Un percorso di vita che parte dalle prime visite in Borgogna (a basso budget: Elio raccontava di aver dormito sulle capezzagne tra un vigneto e l’altro dentro la propria 128!), dall’aspirazione a produrre un vino di superiore eleganza, e soprattutto di dare un senso alla propria fatica contadina strangolata dai mediatori di uva.

Ha allargato gli orizzonti del vino di Langa, tracciato la strada per un’intera generazione di produttori di Barolo e Barbaresco con le sue vinificazioni rivoluzionarie (in breve: uso intelligente del rotomaceratore, macerazioni brevi, calibrato ricorso al legno piccolo); ha affrontato prove non lievi, come l’avversione familiare al suo approccio innovativo, oppure il famoso episodio un’intera annata di Barolo rovinata da una partita di tappi difettosi, cosa che ha dovuto dimostrare in tribunale a colpi di perizie per avere un adeguato risarcimento.

E, soprattutto, ha prodotto vini di eccelsa suadenza, che, come sperava, un po’ “pinonnereggiano”, pur rimanendo profondamente Nebbiolo, e magnificamente valorizzando un cru come l’Arborina, cioè non uno dei più blasonati.

E adesso, con l’azienda nelle mani sicure della nuova generazione, Elio Altare si diverte.
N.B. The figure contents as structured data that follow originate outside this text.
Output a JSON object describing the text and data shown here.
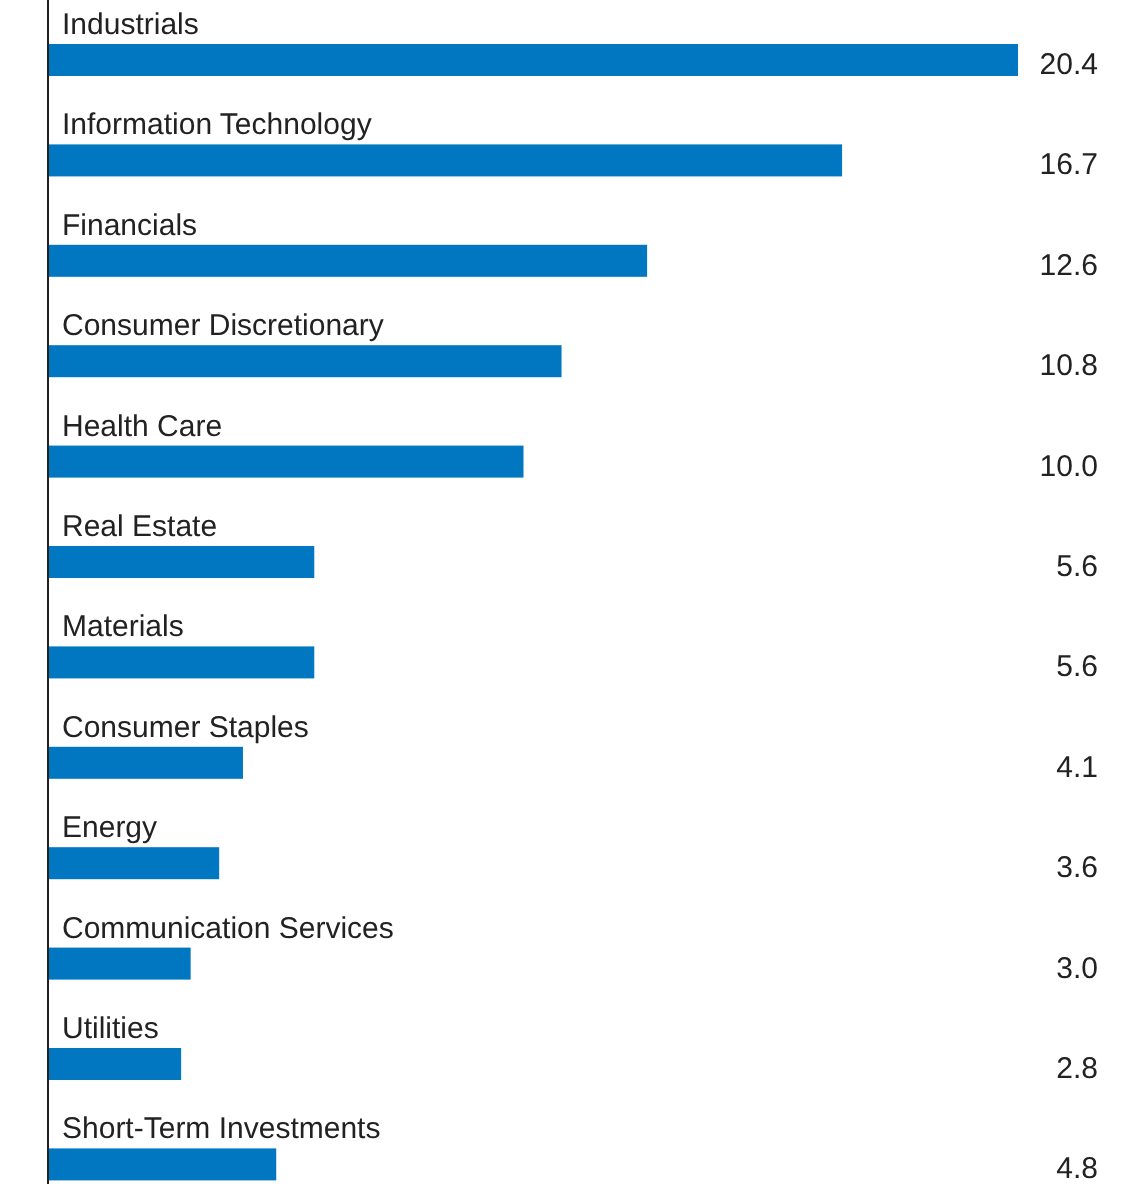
{
  "chart_data": {
    "type": "bar",
    "orientation": "horizontal",
    "categories": [
      "Industrials",
      "Information Technology",
      "Financials",
      "Consumer Discretionary",
      "Health Care",
      "Real Estate",
      "Materials",
      "Consumer Staples",
      "Energy",
      "Communication Services",
      "Utilities",
      "Short-Term Investments"
    ],
    "values": [
      20.4,
      16.7,
      12.6,
      10.8,
      10.0,
      5.6,
      5.6,
      4.1,
      3.6,
      3.0,
      2.8,
      4.8
    ],
    "value_labels": [
      "20.4",
      "16.7",
      "12.6",
      "10.8",
      "10.0",
      "5.6",
      "5.6",
      "4.1",
      "3.6",
      "3.0",
      "2.8",
      "4.8"
    ],
    "color": "#0077c0",
    "relative": false
  }
}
Con un progetto, chiamato Campogrande, in uno dei terroir più incredibili, e più faticosi da lavorare, di tutta la penisola, le Cinque Terre. Niente Vermentino, solo Bosco e Albarola, i vitigni di “secondo piano”. Non tante bottiglie, laggiù è impossibile. Un IGT vinificato alla borgognona, manco a dirlo, dai profumi freschi di fiori bianchi e dall’apprezzabile mineralità.

Ma anche, per “imparare”, per “sperimentare”, una barrique “dimenticata” sulle fecce nobili per 14 mesi (scusate le tante virgolette, ma è per rendere l’idea della disarmante, entusiasta semplicità con cui il produttore ne parla). Ne scaturisce un bianco avvolgente, volumico, sostenuto dall’alcool ma mirabilmente alleggerito dall’acidità, allungato dalla sapidità (marina?), profondo, agrumato, complesso, splendido. Alla faccia delle uve “minori”.

Grazie a Elio, per averci ricordato quante meraviglie enoiche ci sono ancora in giro per l’Italia, basta solo voglia di andarle a cercare. Aver voglia di imparare.